In[4]: str[p[0]:p[1]+1] for p in split_points]
Out[4]: ['SEP', 'VRQN', 'CG']
To get the parenthesis:
In[5]: ['(' + str[p[0]:p[1]+1] + ')' for p in split_points]
Out[5]: ['(SEP)', '(VRQN)', '(CG)']
Here is the cleaner way of doing it to do the whole deal:
results = []
for i in range(len(split_points)):
start, stop = split_points[i]
stop += 1
last_stop = split_points[i-1][1] + 1 if i > 0 else 0
results.append(string[last_stop:start])
results.append('(' + string[start:stop] + ')')
results.append(string[split_points[-1][1]+1:])
All of the below solutions are bad, and more for fun than anything else, do not use them!
This more of a WTF solution, but I figured I'd post it since it was asked for in comments:
split_points = [(x, y+1) for x, y in split_points]
split_points = [((split_points[i-1][1] if i > 0 else 0, p[0]), p) for i, p in zip(range(len(split_points)), split_points)]
results = [string[n[0]:n[1]] + '\n(' + string[m[0]:m[1]] + ')' for n, m in split_points] + [string[split_points[-1][1][1]:]]
results = '\n'.join(results).split()
still trying to figure out the one liner, here's a two:
split_points = [((split_points[i-1][1]+1 if i > 0 else 0, p[0]), (p[0], p[1]+1)) for i, p in zip(range(len(split_points)), split_points)]
print '\n'.join([string[n[0]:n[1]] + '\n(' + string[m[0]:m[1]] + ')' for n, m in split_points] + [string[split_points[-1][1][1]:]]).split()
And the one liner that should never be used:
print '\n'.join([string[n[0]:n[1]] + '\n(' + string[m[0]:m[1]] + ')' for n, m in (((split_points[i-1][1]+1 if i > 0 else 0, p[0]), (p[0], p[1]+1)) for i, p in zip(range(len(split_points)), split_points))] + [string[split_points[-1][1]:]]).split()
Here's some code that will work.
result = []
last_end = 0
for sp in split_points:
result.append(str[last_end:sp[0]])
result.append('(' + str[sp[0]:sp[1]+1] + ')')
last_end = sp[1]+1
result.append(str[last_end:])
print result
If you just want the parts in the parenthesis it becomes a little simpler:
result = [str[sp[0]:sp[1]+1] for sp in split_points]
Here's a solution that converts your split_points to regular string slices and then prints out the appropriate slices:
str = "MSEPAGDVRQNPCGSKAC"
split_points = [[1, 3], [7, 10], [12, 13]]
adjust = [s for sp in [[x, y + 1] for x, y in split_points] for s in sp]
zipped = zip([None] + adjust, adjust + [None])

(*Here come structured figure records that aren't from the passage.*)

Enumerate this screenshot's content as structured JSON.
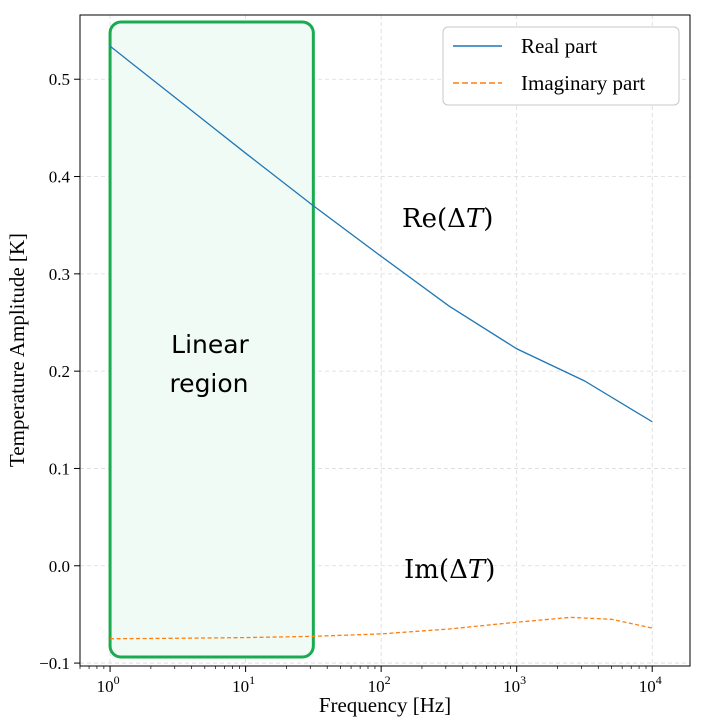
{
  "chart_data": {
    "type": "line",
    "xlabel": "Frequency [Hz]",
    "ylabel": "Temperature Amplitude [K]",
    "x_scale": "log",
    "xlim": [
      0.6,
      19000
    ],
    "ylim": [
      -0.103,
      0.566
    ],
    "grid": true,
    "legend_position": "top-right",
    "x_ticks": [
      {
        "base": "10",
        "exp": "0",
        "value": 1
      },
      {
        "base": "10",
        "exp": "1",
        "value": 10
      },
      {
        "base": "10",
        "exp": "2",
        "value": 100
      },
      {
        "base": "10",
        "exp": "3",
        "value": 1000
      },
      {
        "base": "10",
        "exp": "4",
        "value": 10000
      }
    ],
    "y_ticks": [
      {
        "label": "−0.1",
        "value": -0.1
      },
      {
        "label": "0.0",
        "value": 0.0
      },
      {
        "label": "0.1",
        "value": 0.1
      },
      {
        "label": "0.2",
        "value": 0.2
      },
      {
        "label": "0.3",
        "value": 0.3
      },
      {
        "label": "0.4",
        "value": 0.4
      },
      {
        "label": "0.5",
        "value": 0.5
      }
    ],
    "series": [
      {
        "name": "Real part",
        "color": "#1f77b4",
        "dash": "solid",
        "x": [
          1,
          3.16,
          10,
          31.6,
          100,
          316,
          1000,
          3162,
          10000
        ],
        "y": [
          0.534,
          0.479,
          0.424,
          0.37,
          0.318,
          0.267,
          0.223,
          0.19,
          0.148
        ]
      },
      {
        "name": "Imaginary part",
        "color": "#ff7f0e",
        "dash": "dashed",
        "x": [
          1,
          3.16,
          10,
          31.6,
          100,
          316,
          1000,
          2500,
          5000,
          10000
        ],
        "y": [
          -0.075,
          -0.0745,
          -0.0738,
          -0.0725,
          -0.07,
          -0.065,
          -0.058,
          -0.053,
          -0.055,
          -0.064
        ]
      }
    ],
    "annotations": {
      "re_label": {
        "prefix": "Re(Δ",
        "var": "T",
        "suffix": ")"
      },
      "im_label": {
        "prefix": "Im(Δ",
        "var": "T",
        "suffix": ")"
      },
      "region_label": [
        "Linear",
        "region"
      ]
    },
    "region": {
      "x_range": [
        1,
        31.6
      ],
      "color": "#1aab50",
      "fill": "#f1fbf6"
    }
  }
}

out = [('(%s)' if i % 2 else '%s') % str[x:y] for i, (x, y) in
enumerate(zipped)]
print out
>>> ['M', '(SEP)', 'AGD', '(VRQN)', 'P', '(CG)', 'SKAC']
>>> str = "MSEPAGDVRQNPCGSKAC"
>>> split_points = [[1,3], [7,10], [12,13]]
>>>
>>> all_points = sum(split_points, [0]) + [len(str)-1]
>>> map(lambda i,j: str[i:j+1], all_points[:-1], all_points[1:])
['MS', 'SEP', 'PAGDV', 'VRQN', 'NPC', 'CG', 'GSKAC']
>>>
>>> str_out = map(lambda i,j: str[i:j+1], all_points[:-1:2], all_points[1::2])
>>> str_in = map(lambda i,j: str[i:j+1], all_points[1:-1:2], all_points[2::2])
>>> sum(map(list, zip(['(%s)' % s for s in str_in], str_out[1:])), [str_out[0]])
['MS', '(SEP)', 'PAGDV', '(VRQN)', 'NPC', '(CG)', 'GSKAC']
Probably not for elegance, but just because I can do it in a oneliner :)
>>> reduce(lambda a,ij:a[:-1]+[str[a[-1]:ij[0]],'('+str[ij[0]:ij[1]+1]+')',
ij[1]], split_points, [0])[:-1] + [str[split_points[-1][-1]+1:]]
['M', '(SEP)', 'PAGD', '(VRQN)', 'NP', '(CG)', 'SKAC']
Maybe you like it. Here some explanation:
In your question you pass one set of slices, and implicitly you want to have the complement set of slices as well (to generate the un-parenthesized [is that English?] slices). So basically, each slice [i,j] lacks the previous j. e.g. [7,10] lacks the 3 and [1,3] lacks the 0.
reduce processes lists and at each step passes the output so far (a) plus the next input element (ij). The trick is that apart from producing the plain output, we add each time an extra variable --- a sort of memory --- which is in the next step retrieved in a[-1]. In this particular example we store the last j value, and hence at all times we have the full information to provide both the unparenthesized and the parenthesized substring.
Finally, the memory is stripped with [:-1] and replaced by the remainder of the original str in [str[split_points[-1][-1]+1:]].